When the final push came at Thanksgiving, I started working with the girls in my home in the evenings and on weekends.  I needed them to know that they could rely on me for whatever support I could offer.  Those last hectic three weeks we worked after school for as long as it took, until the final submission just before the midnight, January 15, deadline.

I have been working in Chevak School for the past eight years.  Every year I work with seniors to help them prepare for college or training beyond high school.  Every year, I have seniors who think about failing classes just so they can remain in high school another year.  It is a frightening time in the life of a Native Alaskan student who has spent his or her whole life in bush Alaska to consider living day to day on a college campus.

My first few years here, most of our graduates who went away to college returned to the bush after their first semester. The past few years more and more students are venturing to campus and working through the challenges.  But even my best students return and tell me how difficult it is to make the right choices, to maintain a good grade point average, and to suffer through the homesickness.

As an educator in rural Alaska, I never feel that I am doing enough to help them make such hard decisions.  I know when I was their age I did not.  All I can do is coach them along.  I now have the good fortune in my position to be able to create an elective class that students can take just for this purpose, which takes place semester 2 of their senior year. When I am unavailable to attend class, the counselor takes over as my substitute.

The class my two Gates Millennium Scholarship girls took first semester was unique this year.  I never would have known about this scholarship if I had not taken Tad and Dean’s Talk Story, Write Story class in April, and followed it up with a hands-on essay writing lab class with Upward Bound students at UAF two months later.

As the KSD Resource Director, I have high regard for this foundational writing project.  Personalizing the students’ writing using the Gates scholarship essays is a great way to engage them in self-awareness expression. Not only does it teach them necessary writing skills, it also teaches them that they have a unique personal story to tell that people outside of Alaska find fascinating.

Tad and Dean tell the students that each one of them is the Hero of his or her own story.  They use the archetypical Hero’s Journey cycle, as identified by Joseph Campbell in his works, to show the progressions that are common experiences of all people as they grow and develop throughout life.  I can envision adjusting the cognitive skill levels of the Hero’s journey cycle and the scholarship essay questions for students as early as fourth grade.

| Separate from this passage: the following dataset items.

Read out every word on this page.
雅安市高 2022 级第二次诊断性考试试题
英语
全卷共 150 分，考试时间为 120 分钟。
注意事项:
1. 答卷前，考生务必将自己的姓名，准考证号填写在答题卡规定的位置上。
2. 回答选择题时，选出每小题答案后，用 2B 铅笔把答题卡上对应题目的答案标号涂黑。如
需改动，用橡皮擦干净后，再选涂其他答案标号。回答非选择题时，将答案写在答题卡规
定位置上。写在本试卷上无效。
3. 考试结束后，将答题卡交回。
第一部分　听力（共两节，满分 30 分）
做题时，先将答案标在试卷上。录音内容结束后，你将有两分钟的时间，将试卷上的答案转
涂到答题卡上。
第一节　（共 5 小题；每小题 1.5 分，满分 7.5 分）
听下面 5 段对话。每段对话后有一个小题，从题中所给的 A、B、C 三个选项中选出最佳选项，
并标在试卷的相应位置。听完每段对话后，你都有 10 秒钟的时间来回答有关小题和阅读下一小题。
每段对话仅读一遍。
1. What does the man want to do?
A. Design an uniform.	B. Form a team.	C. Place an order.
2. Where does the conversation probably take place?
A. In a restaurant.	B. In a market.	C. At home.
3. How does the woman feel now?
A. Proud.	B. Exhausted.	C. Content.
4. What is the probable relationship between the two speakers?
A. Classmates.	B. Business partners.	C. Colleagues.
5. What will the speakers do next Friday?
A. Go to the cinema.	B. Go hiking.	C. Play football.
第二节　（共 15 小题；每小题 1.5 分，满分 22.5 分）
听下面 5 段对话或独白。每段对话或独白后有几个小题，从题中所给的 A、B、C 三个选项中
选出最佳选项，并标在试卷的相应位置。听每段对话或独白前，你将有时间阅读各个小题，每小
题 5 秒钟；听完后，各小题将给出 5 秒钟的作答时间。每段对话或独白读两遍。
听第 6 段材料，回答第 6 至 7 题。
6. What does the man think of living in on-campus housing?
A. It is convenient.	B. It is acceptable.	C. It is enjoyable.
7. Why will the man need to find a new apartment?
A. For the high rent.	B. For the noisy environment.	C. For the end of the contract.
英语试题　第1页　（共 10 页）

In this way, an uninterrupted writing curriculum is established whereby the student begins his or her story, then develops and deepens it throughout his or her educational experience.  This would create a sorely needed continuity across grade levels in our rural schools.  In bush Alaska, teacher turn over is an obstacle in curriculum development.   I believe that Talk Story, Write Story is a great way in which to personalize the writing curriculum for Alaska’s students, culminating in helping our graduates gain college acceptance and write their way into scholarships to pay for their higher education, all the way through medical school or a doctorate.

I would love to have future opportunities to work with Tad, Dean and a team of teachers across grade levels to develop such a school-wide personal essay writing curriculum.